A station was not provided at Yarnton either upon the opening of the Oxford, Worcester and Wolverhampton Railway (OW&WR) between Evesham and Wolvercot on 4 June 1853 or the opening of the Buckinghamshire Junction Railway (BJR) (known as the Yarnton Loop) on 1 April 1854. The 1-mile-49-chain (2.6 km) double-track BJR enabled through services between Euston and Wolverhampton Low Level via the OW&WR and the line to Bletchley, worked by the OW&WR as far as Handborough and also between Dudley and Wolverhampton via the South Staffordshire curve south of Tipton to run into Wolverhampton High Level. Handborough was the interchange for the new line where connecting trains ran to and from Oxford General.
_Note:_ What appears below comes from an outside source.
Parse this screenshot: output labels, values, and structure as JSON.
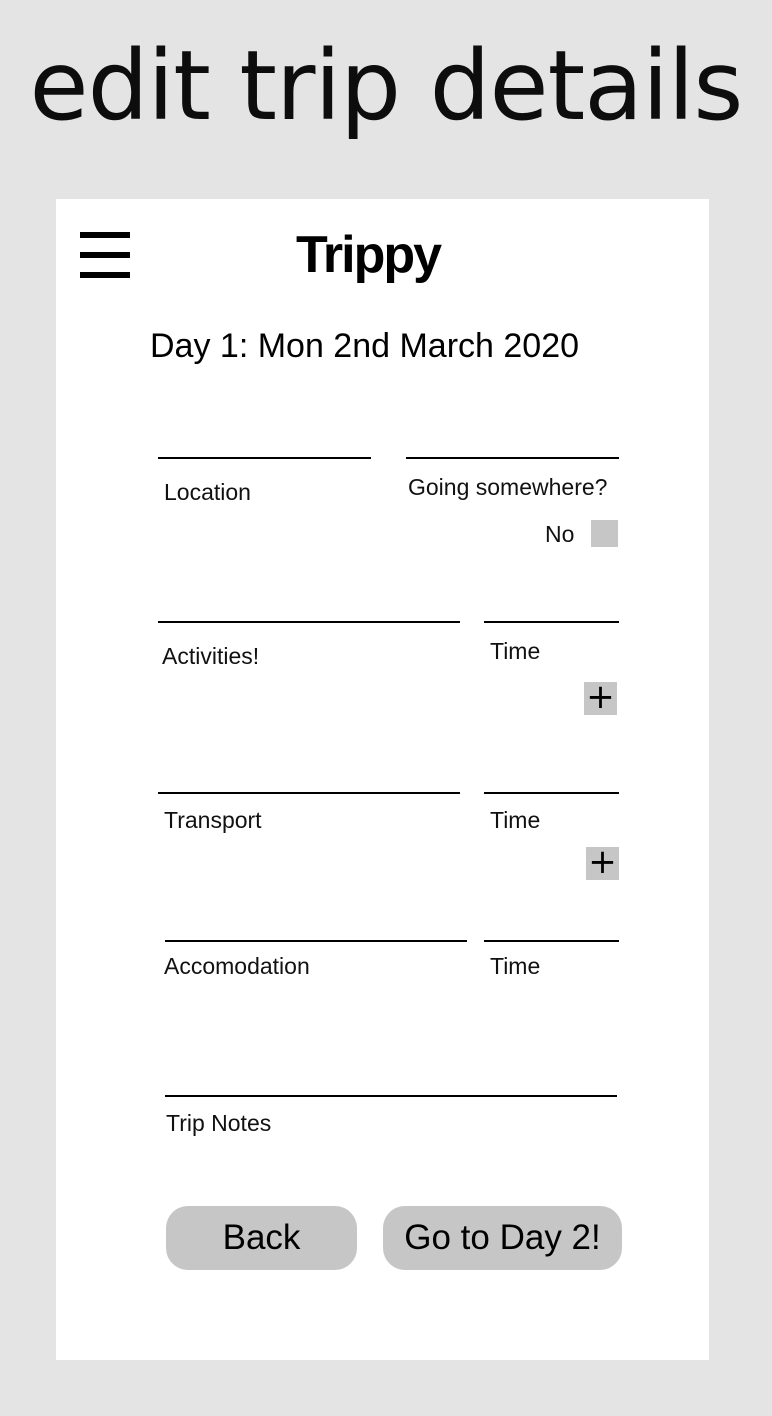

On 13 November 1861, the Witney Railway opened a 8-mile-13-chain (13.1 km) branch line from the OW&WR at Yarnton to Witney. By this time, the OW&WR had merged with the Worcester and Hereford Railway and the Newport, Abergavenny and Hereford Railway to become, as of 14 June 1860, the West Midland Railway (WMR). It was leased by the Great Western Railway for 999 years from 30 May 1861 and was taken over by this company from 1 August 1863. According to Sir Charles Fox, the engineer engaged by the Witney Railway to survey their line, the OW&WR had given an undertaking to build a station at Yarnton and to stop their trains to connect with services on the branch line. It was proposed that all Witney services would terminate at Yarnton, where "a fine new inter-change station" would be built providing connections to Worcester, Oxford, Witney and Euston. However, after the WMR had settled its differences with the Great Western and agreed to be leased by it in 1861, the through service from Worcester to Euston had been withdrawn from September and there was no need for a grand station at Yarnton.